- Theatrical release poster
- Directed by: Madhav Ramadasan
- Written by: Madhav Ramadasan
- Produced by: Sajith Krishna
- Starring: R. Sarathkumar Indrajith Jagajith Devika Satheesh
- Cinematography: Aanand N. Nair
- Edited by: K. Sreenivas
- Music by: Jassie Gift
- Production companies: 888 Production Celluloid Creaations
- Distributed by: Uthraa Productions
- Release date: 27 February 2026;
- Country: India
- Language: Tamil

= Aazhi (2026 film) =

2026 Tamil-language film

Aazhi is a 2026 Indian Tamil-language thriller film written and directed by Madhav Ramadasan. It stars R. Sarathkumar, Indrajith Jagajith, and Devika Satheesh in the lead roles.
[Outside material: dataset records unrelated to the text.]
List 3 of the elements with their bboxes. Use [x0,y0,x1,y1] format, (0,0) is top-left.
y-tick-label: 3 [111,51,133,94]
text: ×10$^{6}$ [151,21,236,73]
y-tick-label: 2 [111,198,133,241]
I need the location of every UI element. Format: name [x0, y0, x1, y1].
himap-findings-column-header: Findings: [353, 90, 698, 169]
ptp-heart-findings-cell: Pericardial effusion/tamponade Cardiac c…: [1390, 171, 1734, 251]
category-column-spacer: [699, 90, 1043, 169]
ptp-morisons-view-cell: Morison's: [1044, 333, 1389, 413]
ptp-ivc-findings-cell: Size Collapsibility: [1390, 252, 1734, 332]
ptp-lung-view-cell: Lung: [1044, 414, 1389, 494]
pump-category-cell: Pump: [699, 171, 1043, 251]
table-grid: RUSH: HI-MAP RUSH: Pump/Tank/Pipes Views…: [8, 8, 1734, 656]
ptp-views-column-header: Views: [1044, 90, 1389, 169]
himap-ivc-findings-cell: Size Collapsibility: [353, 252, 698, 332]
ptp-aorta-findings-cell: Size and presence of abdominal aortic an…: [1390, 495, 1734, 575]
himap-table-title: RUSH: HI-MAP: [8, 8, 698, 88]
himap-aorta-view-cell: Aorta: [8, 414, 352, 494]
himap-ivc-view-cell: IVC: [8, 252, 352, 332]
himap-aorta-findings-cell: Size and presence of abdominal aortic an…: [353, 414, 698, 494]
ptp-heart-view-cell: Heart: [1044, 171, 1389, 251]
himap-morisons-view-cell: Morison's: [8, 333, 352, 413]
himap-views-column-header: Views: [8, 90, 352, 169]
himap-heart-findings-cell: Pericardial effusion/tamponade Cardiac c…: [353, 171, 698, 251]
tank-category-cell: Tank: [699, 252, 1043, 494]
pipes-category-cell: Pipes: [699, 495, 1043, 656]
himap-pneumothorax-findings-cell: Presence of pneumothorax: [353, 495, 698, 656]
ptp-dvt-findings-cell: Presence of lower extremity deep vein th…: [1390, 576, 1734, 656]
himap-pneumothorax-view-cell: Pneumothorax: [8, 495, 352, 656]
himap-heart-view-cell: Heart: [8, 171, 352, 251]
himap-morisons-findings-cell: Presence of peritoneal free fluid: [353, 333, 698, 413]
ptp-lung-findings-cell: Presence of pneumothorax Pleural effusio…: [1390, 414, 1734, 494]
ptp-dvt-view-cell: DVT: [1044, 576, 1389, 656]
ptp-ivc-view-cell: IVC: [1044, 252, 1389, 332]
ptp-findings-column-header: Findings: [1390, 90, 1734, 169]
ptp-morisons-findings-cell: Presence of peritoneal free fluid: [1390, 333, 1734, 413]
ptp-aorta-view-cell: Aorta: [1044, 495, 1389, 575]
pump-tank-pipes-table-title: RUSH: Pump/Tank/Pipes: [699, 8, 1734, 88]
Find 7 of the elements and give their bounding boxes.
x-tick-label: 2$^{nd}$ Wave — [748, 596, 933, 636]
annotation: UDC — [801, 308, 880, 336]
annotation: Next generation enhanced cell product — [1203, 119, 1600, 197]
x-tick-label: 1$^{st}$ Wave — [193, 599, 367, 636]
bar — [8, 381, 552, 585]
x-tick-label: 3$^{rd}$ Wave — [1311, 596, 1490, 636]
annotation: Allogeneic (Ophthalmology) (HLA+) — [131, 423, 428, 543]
The film was released in theatres on 27 February 2026.

== Production ==
The film was written and directed by Madhav Ramdas and produced by Sajith Krishna. Cinematography was handled by Aanand N. Nair, while editing was done by K. Sreenivas. The music for the film was composed by Jassie Gift.

== Release ==
The film was released in theatres on 27 February 2026.

== Reception ==
Abhinav Subramanian of The Times of India wrote of the film, "A pivotal moment hinges on Moorthy getting his leg trapped in the ship's engine room machinery, a convenience that forces the moral reckoning rather than letting it emerge from the tension already in play. It's an easy way to force a turning point."

Asianet News critic wrote that "Sarathkumar's menacing 'make-over' and acting, the thrilling survival scenes that take place in the middle of the ocean, and the emotional contribution of the pet dog in the film are all huge pluses for the film."